La struttura del film delinea le tappe di un racconto di formazione che focalizza l’attenzione sul percorso emotivo dei personaggi, sulla perdita di innocenza di due ragazzi come tanti che, pur non desiderando di entrare a far parte del mondo della criminalità, al momento opportuno non sapranno dire di no alla possibilità di svoltare. Una svolta che ha il sapore dei soldi, della droga, del potere, del sesso. La centralità della storia di Mirko e Manolo e il carattere intimista del film si traduce in scelte formali sobrie e a tratti neorealiste. La macchina da presa si incolla ai volti dei protagonisti, segue ossessivamente i loro gesti, coglie e riporta ogni minima espressione. Non registra mai il superfluo ma esplora il necessario.

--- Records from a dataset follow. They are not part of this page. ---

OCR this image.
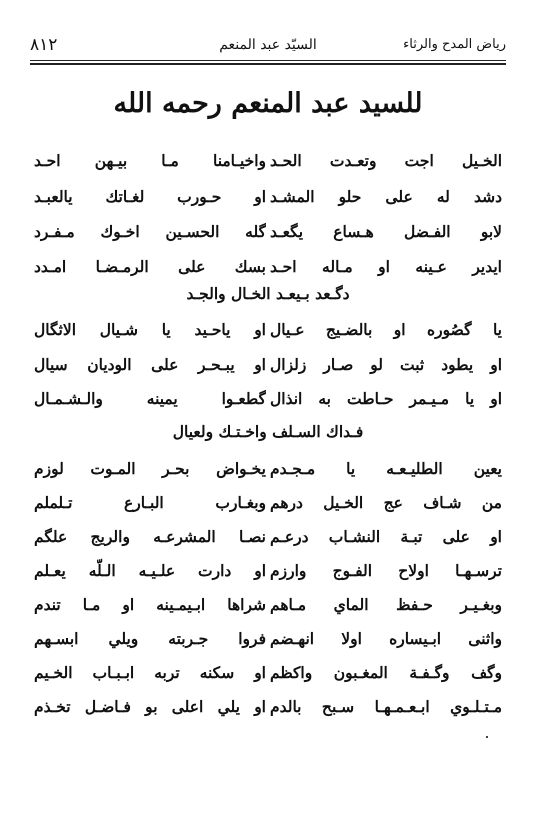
رياض المدح والرثاء
السيّد عبد المنعم
٨١٢
للسيد عبد المنعم رحمه الله
الخـيل اجت وتعـدت الحـد
واخيـامنا مـا بيـهن احـد
دشد له على حلو المشـد
او حـورب لغـاتك يالعبـد
لابو الفـضل هـساع يگعـد
گله الحسـين اخـوك مـفـرد
ايدير عـينه او مـاله احـد
بسك على الرمـضـا امـدد
دگـعد بـيعـد الخـال والجـد
يا گصُوره او بالضـيج عـيال
او ياحـيد يا شـيال الاثگال
او يطود ثبت لو صـار زلزال
او يبـحـر على الوديان سيال
او يا مـيـمر حـاطت به انذال
گطعـوا يمينه والـشـمـال
فـداك السـلف واخـتـك ولعيال
يعين الطليـعـه يا مـجـدم
يخـواض بحـر المـوت لوزم
من شـاف عج الخـيل درهم
وبغـارب البـارع تـلملم
او على تبـة النشـاب درعـم
نصـا المشرعـه والريج علگم
ترسـهـا اولاح الفـوج وارزم
او دارت علـيـه الـلّه يعـلم
وبغـيـر حـفظ الماي مـاهم
شراها ابـيمـينه او مـا تندم
واثنى ابـيساره اولا انهـضم
فروا جـربته ويلي ابسـهم
وگف وگـفـة المغـبون واكظم
او سكنه تربه ابـبـاب الخـيم
مـتـلـوي ابـعـمـهـا سـبح بالدم
او يلي اعلى بو فـاضـل تخـذم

La violenza non è ostentata perché mai protagonista. Gli omicidi sono quasi sempre fuori dal campo visivo o rimangono sullo sfondo. La fotografia e il montaggio si muovono nella stessa direzione preferendo l’essenzialità alla ridondanza, la sottrazione all’eccesso. A dare voce a due figure complesse, tragiche ma mai descritte come vittime delle circostanze, Andrea Caperzano (già protagonista dell’interessante Tutto quello che vuoi di Francesco Bruni) e Matteo Olivetti, al suo primo ruolo cinematografico. I due interpreti riescono a conferire ai personaggi un’aura di profonda umanità e cupa disperazione anche quando le loro azioni rivelano una freddezza e un distacco inaspettati e a tratti incomprensibili. Ad affiancare i due attori un inedito Max Tortora, nel ruolo dolorosamente grottesco di Danilo, il padre di Manolo, e Luca Zingaretti che incarna perfettamente la schizofrenica personalità del boss Angelo che alterna momenti di magnanimità a scatti di disumana violenza. Intensa l’interpretazione di Michela Mancini nel ruolo di Alessia, la madre di Mirko, una donna sola e senza mezzi necessari per reagire alla vita. La terra dell'abbastanza è un racconto coraggioso, specchio di una violenza che non ha nulla di glamour ma che riflette la miseria di un grigio e profondo vuoto dell’esistenza.